If you're adding additional configuration, we recommend using the helm values files, which should only contain properties you want to change from the default values.yaml to ensure upgrades behave properly.
- Get your Sumo Logic Access ID and Access Key and run the following command to generate the YAML:
kubectl run tools \
-i --quiet --rm \
--restart=Never \
--image sumologic/kubernetes-tools:2.9.0 -- \
template \
--name-template 'collection' \
--set sumologic.accessId='SUMO_ACCESS_ID' \
--set sumologic.accessKey='SUMO_ACCESS_KEY' \
--set sumologic.collectorName=kubernetes-2022-06-25T20:21:06.131Z \
# To opt out of out-of-box alerts, omit the below line
--set "sumologic.setup.monitors.notificationEmails={EMAIL ADDRESS}"

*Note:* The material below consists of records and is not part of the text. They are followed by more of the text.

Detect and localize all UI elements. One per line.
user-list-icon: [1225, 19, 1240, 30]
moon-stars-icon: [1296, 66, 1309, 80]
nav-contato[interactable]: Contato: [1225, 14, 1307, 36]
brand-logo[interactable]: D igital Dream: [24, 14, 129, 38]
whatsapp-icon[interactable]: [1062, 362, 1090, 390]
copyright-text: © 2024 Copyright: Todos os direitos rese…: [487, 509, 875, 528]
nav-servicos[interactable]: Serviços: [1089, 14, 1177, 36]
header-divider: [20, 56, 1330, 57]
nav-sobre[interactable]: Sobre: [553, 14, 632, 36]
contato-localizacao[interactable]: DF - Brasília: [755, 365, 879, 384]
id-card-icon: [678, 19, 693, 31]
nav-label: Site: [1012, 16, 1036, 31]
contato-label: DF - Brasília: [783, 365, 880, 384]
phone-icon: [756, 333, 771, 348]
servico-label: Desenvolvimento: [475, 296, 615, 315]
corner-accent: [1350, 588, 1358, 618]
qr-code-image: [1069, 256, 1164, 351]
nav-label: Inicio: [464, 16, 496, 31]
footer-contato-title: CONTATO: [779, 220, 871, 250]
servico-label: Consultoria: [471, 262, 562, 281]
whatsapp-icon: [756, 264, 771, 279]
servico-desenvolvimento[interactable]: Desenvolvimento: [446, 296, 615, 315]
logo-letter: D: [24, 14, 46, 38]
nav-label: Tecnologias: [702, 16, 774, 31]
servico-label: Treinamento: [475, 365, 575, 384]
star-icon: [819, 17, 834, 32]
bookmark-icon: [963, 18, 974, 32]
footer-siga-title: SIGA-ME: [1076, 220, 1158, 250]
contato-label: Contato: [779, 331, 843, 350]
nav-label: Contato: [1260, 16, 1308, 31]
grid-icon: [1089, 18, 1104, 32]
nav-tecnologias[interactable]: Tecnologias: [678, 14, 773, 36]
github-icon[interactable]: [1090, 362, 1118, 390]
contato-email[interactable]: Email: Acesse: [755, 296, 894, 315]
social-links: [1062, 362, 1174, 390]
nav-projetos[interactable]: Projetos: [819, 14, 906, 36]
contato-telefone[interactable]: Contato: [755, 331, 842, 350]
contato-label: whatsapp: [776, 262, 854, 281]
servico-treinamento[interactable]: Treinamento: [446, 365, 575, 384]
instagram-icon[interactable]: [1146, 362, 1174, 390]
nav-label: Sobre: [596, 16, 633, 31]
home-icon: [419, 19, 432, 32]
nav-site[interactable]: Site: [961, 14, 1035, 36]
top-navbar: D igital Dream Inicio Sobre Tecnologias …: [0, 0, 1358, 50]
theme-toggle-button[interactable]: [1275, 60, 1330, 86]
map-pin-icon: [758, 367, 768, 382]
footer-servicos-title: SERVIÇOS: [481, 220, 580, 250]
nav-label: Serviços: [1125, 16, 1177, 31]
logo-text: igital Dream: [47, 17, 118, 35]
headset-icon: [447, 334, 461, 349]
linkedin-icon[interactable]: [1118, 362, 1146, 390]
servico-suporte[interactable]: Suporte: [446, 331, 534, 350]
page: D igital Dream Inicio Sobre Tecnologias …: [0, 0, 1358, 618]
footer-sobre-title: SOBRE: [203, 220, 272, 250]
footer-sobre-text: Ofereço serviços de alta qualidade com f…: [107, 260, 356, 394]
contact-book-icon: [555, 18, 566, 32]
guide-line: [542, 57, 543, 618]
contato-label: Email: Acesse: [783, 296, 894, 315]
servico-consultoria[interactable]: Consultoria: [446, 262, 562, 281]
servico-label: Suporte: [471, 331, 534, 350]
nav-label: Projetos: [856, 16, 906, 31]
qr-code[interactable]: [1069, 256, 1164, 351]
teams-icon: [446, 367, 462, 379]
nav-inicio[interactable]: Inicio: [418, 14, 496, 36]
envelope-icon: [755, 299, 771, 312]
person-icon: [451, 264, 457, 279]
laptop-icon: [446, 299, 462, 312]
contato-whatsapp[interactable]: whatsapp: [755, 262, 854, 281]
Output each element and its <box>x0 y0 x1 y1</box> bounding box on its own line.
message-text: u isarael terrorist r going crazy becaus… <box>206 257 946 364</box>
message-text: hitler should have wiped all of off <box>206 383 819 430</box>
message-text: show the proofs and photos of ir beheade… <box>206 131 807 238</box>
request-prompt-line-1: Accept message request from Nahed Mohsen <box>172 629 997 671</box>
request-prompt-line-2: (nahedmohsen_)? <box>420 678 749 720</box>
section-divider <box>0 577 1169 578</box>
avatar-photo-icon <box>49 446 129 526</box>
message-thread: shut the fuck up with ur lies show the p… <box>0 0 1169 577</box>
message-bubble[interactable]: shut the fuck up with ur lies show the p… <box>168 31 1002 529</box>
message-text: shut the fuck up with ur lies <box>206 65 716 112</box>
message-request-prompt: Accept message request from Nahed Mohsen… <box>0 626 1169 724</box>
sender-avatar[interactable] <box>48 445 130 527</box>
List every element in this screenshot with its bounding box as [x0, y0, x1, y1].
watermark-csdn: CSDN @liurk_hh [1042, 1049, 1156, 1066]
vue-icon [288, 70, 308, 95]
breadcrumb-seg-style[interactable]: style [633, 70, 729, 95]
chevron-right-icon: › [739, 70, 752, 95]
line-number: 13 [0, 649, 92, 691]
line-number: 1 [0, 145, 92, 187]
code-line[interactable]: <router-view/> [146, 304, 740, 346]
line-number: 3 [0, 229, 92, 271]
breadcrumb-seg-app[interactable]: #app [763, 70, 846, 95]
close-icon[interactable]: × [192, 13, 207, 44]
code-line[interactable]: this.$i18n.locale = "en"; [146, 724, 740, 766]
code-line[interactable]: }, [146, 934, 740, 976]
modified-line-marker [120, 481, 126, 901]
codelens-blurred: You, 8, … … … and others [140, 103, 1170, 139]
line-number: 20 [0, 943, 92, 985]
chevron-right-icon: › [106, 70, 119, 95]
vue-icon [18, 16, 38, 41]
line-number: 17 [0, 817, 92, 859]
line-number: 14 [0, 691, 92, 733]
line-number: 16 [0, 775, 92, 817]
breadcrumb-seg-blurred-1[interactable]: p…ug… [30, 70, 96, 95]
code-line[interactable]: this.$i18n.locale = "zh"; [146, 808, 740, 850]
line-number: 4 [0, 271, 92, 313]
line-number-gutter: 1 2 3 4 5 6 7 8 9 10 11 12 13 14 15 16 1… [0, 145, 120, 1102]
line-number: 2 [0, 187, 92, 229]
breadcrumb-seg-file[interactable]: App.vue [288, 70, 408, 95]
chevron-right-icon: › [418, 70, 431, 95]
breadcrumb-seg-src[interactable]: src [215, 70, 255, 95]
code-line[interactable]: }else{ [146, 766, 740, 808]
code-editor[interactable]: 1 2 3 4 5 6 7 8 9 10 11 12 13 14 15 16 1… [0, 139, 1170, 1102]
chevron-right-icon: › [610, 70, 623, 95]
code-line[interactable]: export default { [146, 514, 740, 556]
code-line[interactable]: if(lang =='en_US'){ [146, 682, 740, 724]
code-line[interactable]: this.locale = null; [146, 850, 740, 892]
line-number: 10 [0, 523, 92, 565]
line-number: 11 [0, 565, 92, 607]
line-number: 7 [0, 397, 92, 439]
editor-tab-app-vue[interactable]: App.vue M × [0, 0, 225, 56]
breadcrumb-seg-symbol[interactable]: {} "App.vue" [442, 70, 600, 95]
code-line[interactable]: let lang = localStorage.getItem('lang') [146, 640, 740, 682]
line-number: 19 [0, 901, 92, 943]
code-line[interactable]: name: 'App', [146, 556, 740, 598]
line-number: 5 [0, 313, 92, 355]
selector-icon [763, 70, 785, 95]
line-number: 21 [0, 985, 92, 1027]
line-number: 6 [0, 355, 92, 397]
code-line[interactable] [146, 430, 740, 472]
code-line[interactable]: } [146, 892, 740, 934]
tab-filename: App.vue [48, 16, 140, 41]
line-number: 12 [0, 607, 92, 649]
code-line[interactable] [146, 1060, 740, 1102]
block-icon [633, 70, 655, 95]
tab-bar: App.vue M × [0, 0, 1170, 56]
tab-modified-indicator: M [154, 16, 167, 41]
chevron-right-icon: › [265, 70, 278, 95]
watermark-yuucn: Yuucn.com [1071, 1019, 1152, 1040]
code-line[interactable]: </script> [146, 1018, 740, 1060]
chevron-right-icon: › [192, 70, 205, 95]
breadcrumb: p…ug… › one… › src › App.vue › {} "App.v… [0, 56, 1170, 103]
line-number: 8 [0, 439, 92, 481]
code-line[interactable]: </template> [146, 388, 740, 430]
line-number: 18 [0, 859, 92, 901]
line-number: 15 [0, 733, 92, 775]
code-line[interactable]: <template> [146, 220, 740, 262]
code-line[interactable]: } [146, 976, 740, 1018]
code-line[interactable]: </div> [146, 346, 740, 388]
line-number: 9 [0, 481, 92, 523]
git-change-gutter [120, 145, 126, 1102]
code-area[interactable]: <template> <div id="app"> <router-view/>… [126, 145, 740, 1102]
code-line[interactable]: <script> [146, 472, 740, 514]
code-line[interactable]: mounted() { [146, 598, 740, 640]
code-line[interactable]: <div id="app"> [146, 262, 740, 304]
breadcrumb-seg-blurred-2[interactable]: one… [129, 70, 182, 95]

| tee sumologic.yaml - Install the required CRDs and apply the generated YAML:
kubectl apply -f https://raw.githubusercontent.com/prometheus-operator/prometheus-operator/v0.43.2/example/prometheus-operator-crd/monitoring.coreos.com_probes.yaml \
kubectl apply -f https://raw.githubusercontent.com/prometheus-operator/prometheus-operator/v0.43.2/example/prometheus-operator-crd/monitoring.coreos.com_alertmanagers.yaml \
kubectl apply -f https://raw.githubusercontent.com/prometheus-operator/prometheus-operator/v0.43.2/example/prometheus-operator-crd/monitoring.coreos.com_prometheuses.yaml \
kubectl apply -f https://raw.githubusercontent.com/prometheus-operator/prometheus-operator/v0.43.2/example/prometheus-operator-crd/monitoring.coreos.com_prometheusrules.yaml \
kubectl apply -f https://raw.githubusercontent.com/prometheus-operator/prometheus-operator/v0.43.2/example/prometheus-operator-crd/monitoring.coreos.com_servicemonitors.yaml \
kubectl apply -f https://raw.githubusercontent.com/prometheus-operator/prometheus-operator/v0.43.2/example/prometheus-operator-crd/monitoring.coreos.com_podmonitors.yaml \
kubectl apply -f https://raw.githubusercontent.com/prometheus-operator/prometheus-operator/v0.43.2/example/prometheus-operator-crd/monitoring.coreos.com_thanosrulers.yaml \
kubectl apply -f https://raw.githubusercontent.com/prometheus-operator/prometheus-operator/v0.43.2/example/prometheus-operator-crd/monitoring.coreos.com_alertmanagerconfigs.yaml \
kubectl apply -f sumologic.yaml
Next Steps
Once you have completed the above steps, you'll have installed the collection, as well as the core Kubernetes Dashboards and alerts. To get started, open a new Explore tab in Sumo Logic and view your Kubernetes App Dashboards.
If you're not seeing data in Sumo Logic, you can review our troubleshooting guide.
You will have to install other K8s-related apps depending upon whether you want to monitor specific aspects of Kubernetes control plane provided by different cloud vendors. For more details, see Sumo Logic Kubernetes Apps.